As proof, Balawi began supplying evidence of his interactions — including cellphone videos of senior al-Qaeda leaders — to his Jordanian handlers, who passed the information to the CIA. Jordan’s General Intelligence Directorate regularly works with US counterparts in tracking and foiling terrorist operations around the world, and the two countries conferred closely on the Balawi case.
By late December 2009, the CIA was anxious to meet with the Jordanian spy, sensing a potential breakthrough in the agency’s long-dormant search for bin Laden and other terrorist leaders behind the Sept. 11, 2001, attacks. With seeming reluctance, Balawi agreed to a meeting at the CIA base in Khost. Then, in a move that ensured an enthusiastic reception from the Americans, he dangled a particularly tantalizing new detail: the physician was providing medical care for Zawahiri, then al-Qaeda’s No. 2.
Balawi shared obscure details about Zawahiri’s physical condition, including his various chronic maladies and his scars from years of torture in Egyptian prisons. The details matched what the CIA already knew about Zawahiri, and seemed to confirm that Balawi was indeed in close contact with the al-Qaeda deputy.
The meeting was set for Dec. 30, 2009, with numerous CIA counterterrorism experts planning to attend.
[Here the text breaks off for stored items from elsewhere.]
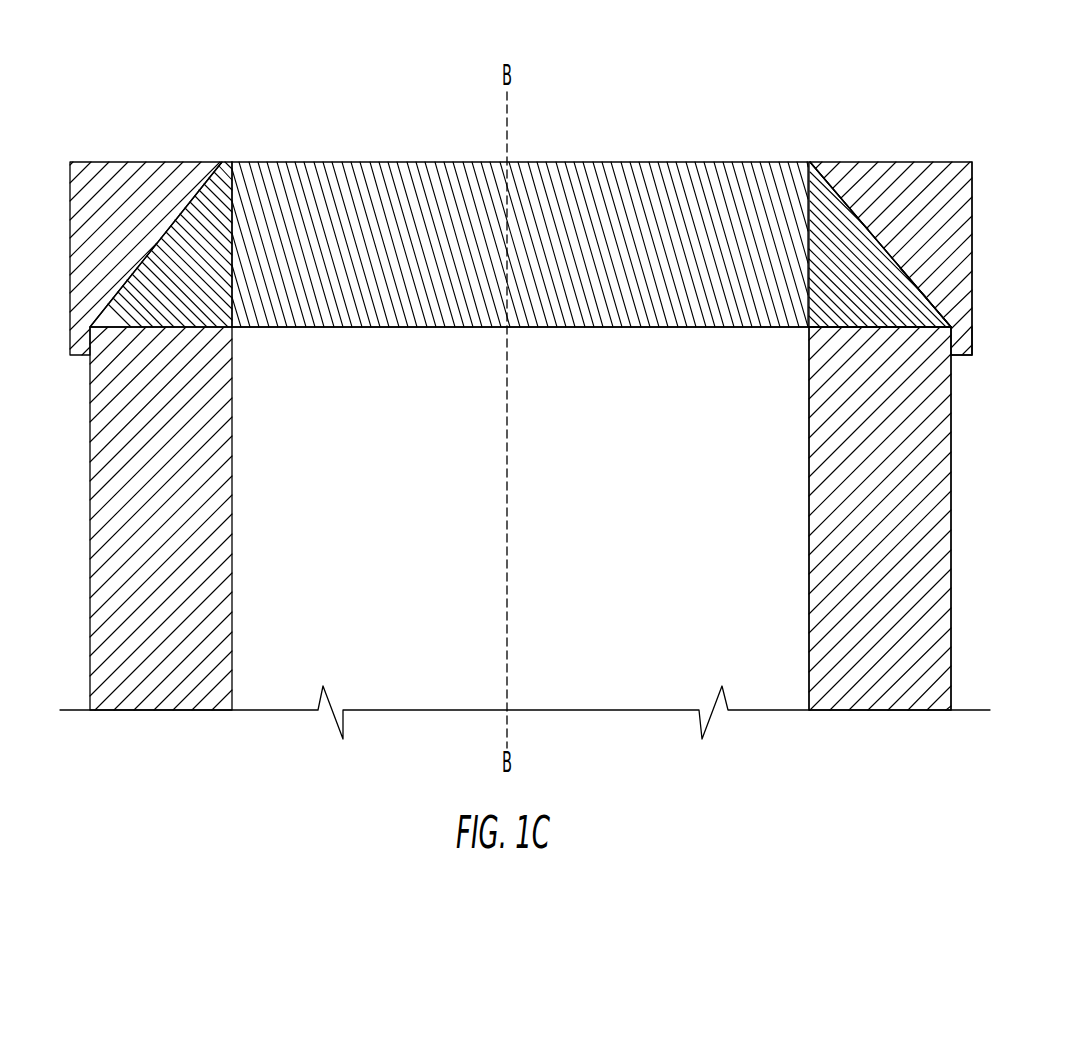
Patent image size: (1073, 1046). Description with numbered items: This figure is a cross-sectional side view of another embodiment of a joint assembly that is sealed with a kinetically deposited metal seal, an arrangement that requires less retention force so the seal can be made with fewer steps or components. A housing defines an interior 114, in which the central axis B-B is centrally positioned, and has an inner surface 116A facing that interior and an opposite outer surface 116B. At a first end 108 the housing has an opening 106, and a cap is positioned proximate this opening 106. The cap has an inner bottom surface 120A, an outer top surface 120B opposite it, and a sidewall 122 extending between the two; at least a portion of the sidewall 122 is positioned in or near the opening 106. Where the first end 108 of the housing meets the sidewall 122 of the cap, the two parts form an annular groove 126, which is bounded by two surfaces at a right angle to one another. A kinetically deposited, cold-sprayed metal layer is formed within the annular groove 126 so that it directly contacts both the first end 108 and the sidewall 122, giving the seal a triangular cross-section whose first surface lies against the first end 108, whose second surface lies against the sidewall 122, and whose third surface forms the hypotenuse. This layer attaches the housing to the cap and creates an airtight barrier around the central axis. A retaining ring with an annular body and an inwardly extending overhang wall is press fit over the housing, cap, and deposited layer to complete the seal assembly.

The opening 106 is at (631, 331).
The first end 108 is at (932, 325).
The interior 114 is at (785, 652).
The inner surface 116A is at (809, 590).
The outer surface 116B is at (951, 545).
The inner bottom surface 120A is at (581, 328).
The outer top surface 120B is at (547, 162).
The sidewall 122 is at (822, 197).
The annular groove 126 is at (837, 313).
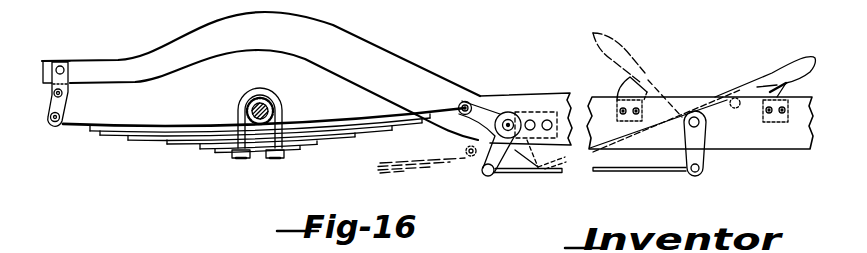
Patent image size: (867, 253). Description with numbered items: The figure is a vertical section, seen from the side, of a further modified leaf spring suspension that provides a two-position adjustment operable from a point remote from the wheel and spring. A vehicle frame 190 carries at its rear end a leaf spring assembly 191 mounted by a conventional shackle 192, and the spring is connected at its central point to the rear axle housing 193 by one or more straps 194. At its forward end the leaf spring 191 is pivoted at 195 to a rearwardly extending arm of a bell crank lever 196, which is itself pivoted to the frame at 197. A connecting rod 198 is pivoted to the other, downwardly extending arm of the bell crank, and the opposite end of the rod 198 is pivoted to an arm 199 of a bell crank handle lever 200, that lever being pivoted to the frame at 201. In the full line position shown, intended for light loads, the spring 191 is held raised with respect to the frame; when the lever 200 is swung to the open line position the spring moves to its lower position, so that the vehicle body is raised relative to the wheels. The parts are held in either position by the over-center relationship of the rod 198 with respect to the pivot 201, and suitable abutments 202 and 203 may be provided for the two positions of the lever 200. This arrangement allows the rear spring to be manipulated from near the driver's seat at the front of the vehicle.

The vehicle frame 190 is at (373, 47).
The leaf spring assembly 191 is at (197, 148).
The shackle 192 is at (68, 104).
The rear axle housing 193 is at (265, 100).
The straps 194 is at (277, 110).
The pivot 195 is at (470, 100).
The bell crank lever 196 is at (487, 115).
The pivot 197 is at (480, 131).
The connecting rod 198 is at (553, 177).
The arm 199 is at (698, 158).
The bell crank handle lever 200 is at (745, 84).
The pivot 201 is at (708, 124).
The abutment 202 is at (815, 63).
The abutment 203 is at (633, 87).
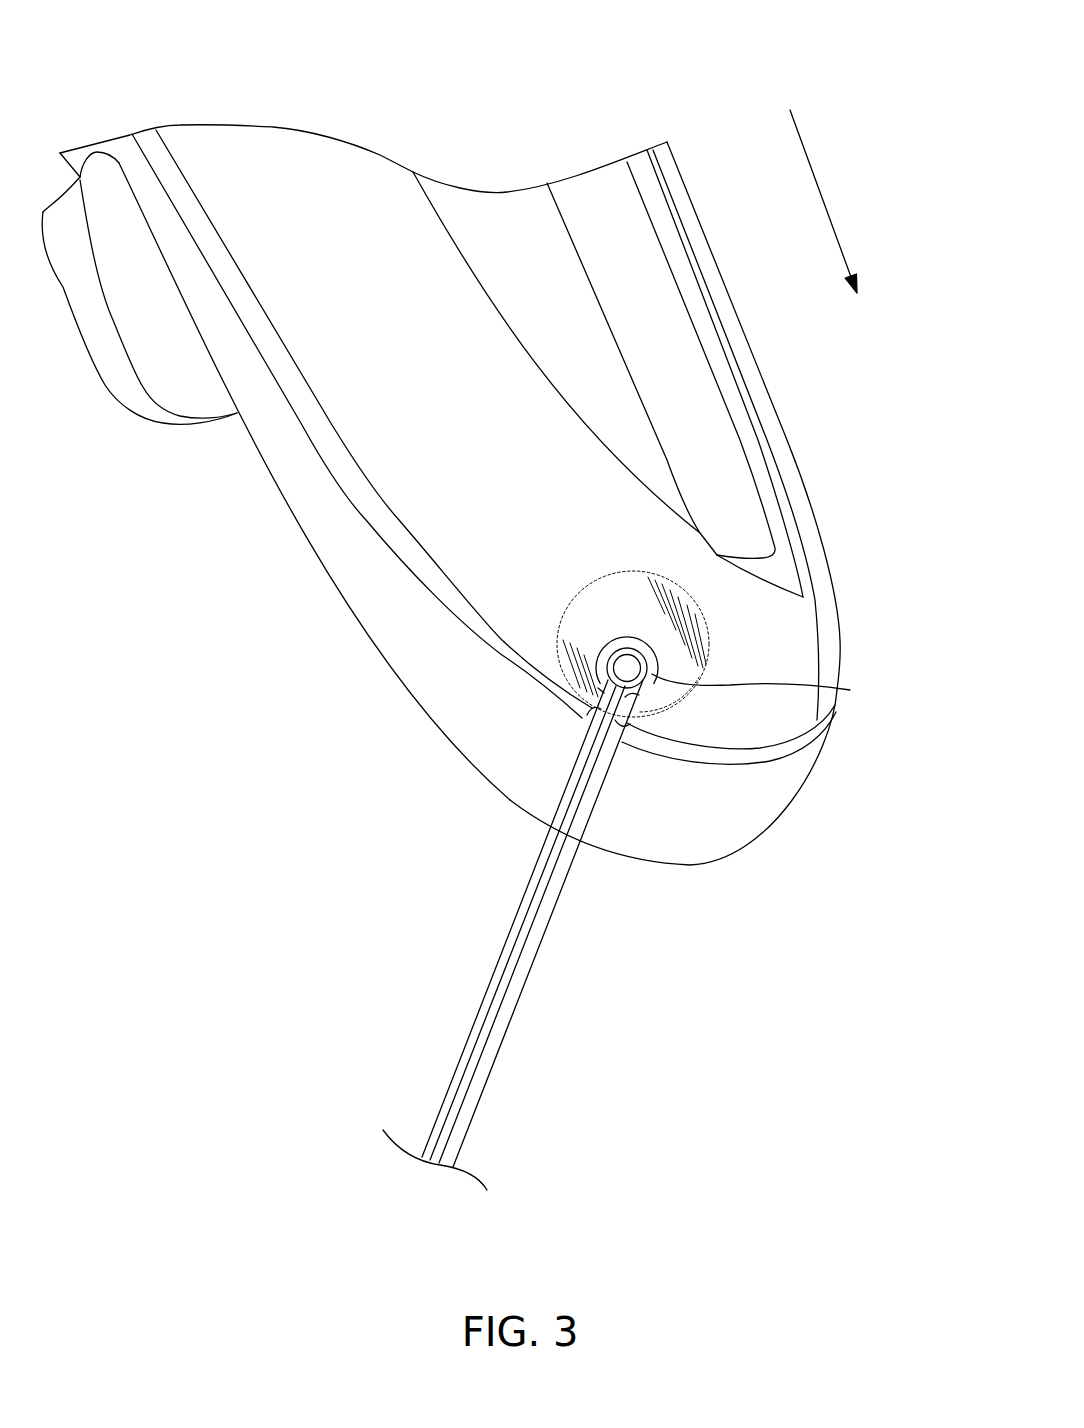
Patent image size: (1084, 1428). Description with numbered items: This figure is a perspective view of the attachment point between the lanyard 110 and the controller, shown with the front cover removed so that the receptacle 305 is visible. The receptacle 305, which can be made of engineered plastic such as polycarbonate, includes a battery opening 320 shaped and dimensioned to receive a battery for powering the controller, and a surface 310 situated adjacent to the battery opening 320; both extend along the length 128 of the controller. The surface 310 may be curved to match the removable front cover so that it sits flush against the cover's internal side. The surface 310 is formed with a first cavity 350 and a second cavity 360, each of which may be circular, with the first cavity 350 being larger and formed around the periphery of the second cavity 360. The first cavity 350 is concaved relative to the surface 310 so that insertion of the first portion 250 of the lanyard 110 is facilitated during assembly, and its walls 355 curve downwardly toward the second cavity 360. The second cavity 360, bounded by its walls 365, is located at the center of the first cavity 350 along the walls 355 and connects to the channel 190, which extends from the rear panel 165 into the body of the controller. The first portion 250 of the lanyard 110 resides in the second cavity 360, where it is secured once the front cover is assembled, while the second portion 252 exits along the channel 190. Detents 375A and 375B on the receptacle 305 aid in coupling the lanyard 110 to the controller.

Balawi arrived by car and, because of the extreme sensitivity surrounding the meeting, the CIA deferred any physical searches of the informant until he was well inside the agency’s compound.
Balawi had indeed been on a mission, but his allegiance was to al-Qaeda, not to Jordan or the CIA. Under his cloak he hid a bomb made of powerful C4 explosives. After coming within feet of the CIA team, I detonated the device.
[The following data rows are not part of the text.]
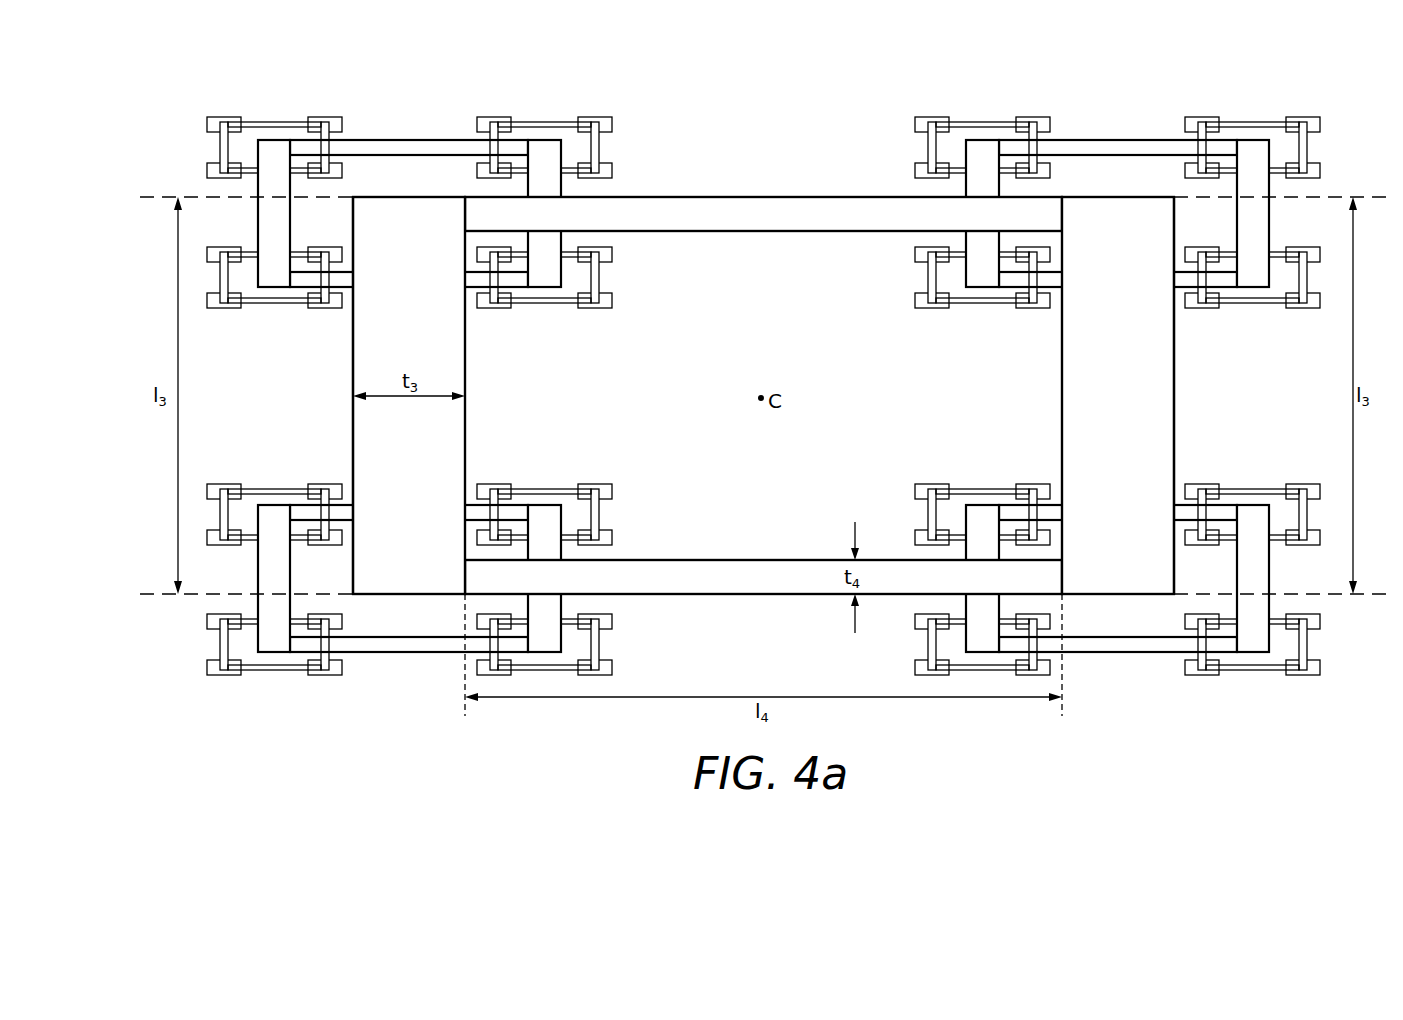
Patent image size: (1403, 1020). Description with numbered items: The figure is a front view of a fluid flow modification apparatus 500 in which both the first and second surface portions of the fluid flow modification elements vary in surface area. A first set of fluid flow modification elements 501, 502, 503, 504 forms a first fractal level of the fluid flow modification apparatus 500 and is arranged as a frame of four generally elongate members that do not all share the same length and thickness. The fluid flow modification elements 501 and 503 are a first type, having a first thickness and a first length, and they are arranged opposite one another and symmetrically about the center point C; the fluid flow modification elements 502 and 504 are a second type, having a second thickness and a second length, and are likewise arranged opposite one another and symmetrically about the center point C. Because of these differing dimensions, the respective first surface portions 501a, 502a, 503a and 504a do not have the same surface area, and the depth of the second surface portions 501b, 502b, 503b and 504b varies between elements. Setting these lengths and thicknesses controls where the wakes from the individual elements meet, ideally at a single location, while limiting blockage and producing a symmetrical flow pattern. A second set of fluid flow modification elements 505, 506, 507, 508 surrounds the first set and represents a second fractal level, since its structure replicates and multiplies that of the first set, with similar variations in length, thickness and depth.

The fluid flow modification apparatus 500 is at (197, 104).
The fluid flow modification element 501 is at (465, 352).
The first surface portion 501a is at (435, 468).
The second surface portion 501b is at (353, 420).
The fluid flow modification element 502 is at (708, 205).
The first surface portion 502a is at (790, 223).
The second surface portion 502b is at (770, 231).
The fluid flow modification element 503 is at (1062, 352).
The first surface portion 503a is at (1146, 468).
The second surface portion 503b is at (1174, 420).
The fluid flow modification element 504 is at (708, 586).
The first surface portion 504a is at (789, 586).
The second surface portion 504b is at (758, 560).
The fluid flow modification element 505 is at (264, 577).
The fluid flow modification element 506 is at (307, 512).
The fluid flow modification element 507 is at (562, 548).
The fluid flow modification element 508 is at (433, 641).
The attack led to an extensive investigation and prompted numerous operational changes, including a strengthening of counterintelligence safeguards. Agency officials were unable to determine the full extent of Zawahiri’s involvement in planning the 2009 attack, but at the very least he allowed himself to be bait for a sophisticated operation that enabled a suicide bomber to penetrate an ultra-secure and highly secretive CIA facility, current and former officials said.
It’s why many in the CIA saw Zawahiri’s death as justice delivered, after years of waiting. On Tuesday, a printed copy of a Washington Post article was placed on the grave of Matthews, the Khost base chief killed in 2009. “US kills al-Qaeda leader Ayman al-Zawahiri in drone strike in Kabul,” the headline read.
The photo was featured in a Twitter post on Tuesday by Kristin Wooda former CIA officer who worked with Matthews.
“Be at peace, sister,” the tweet reads.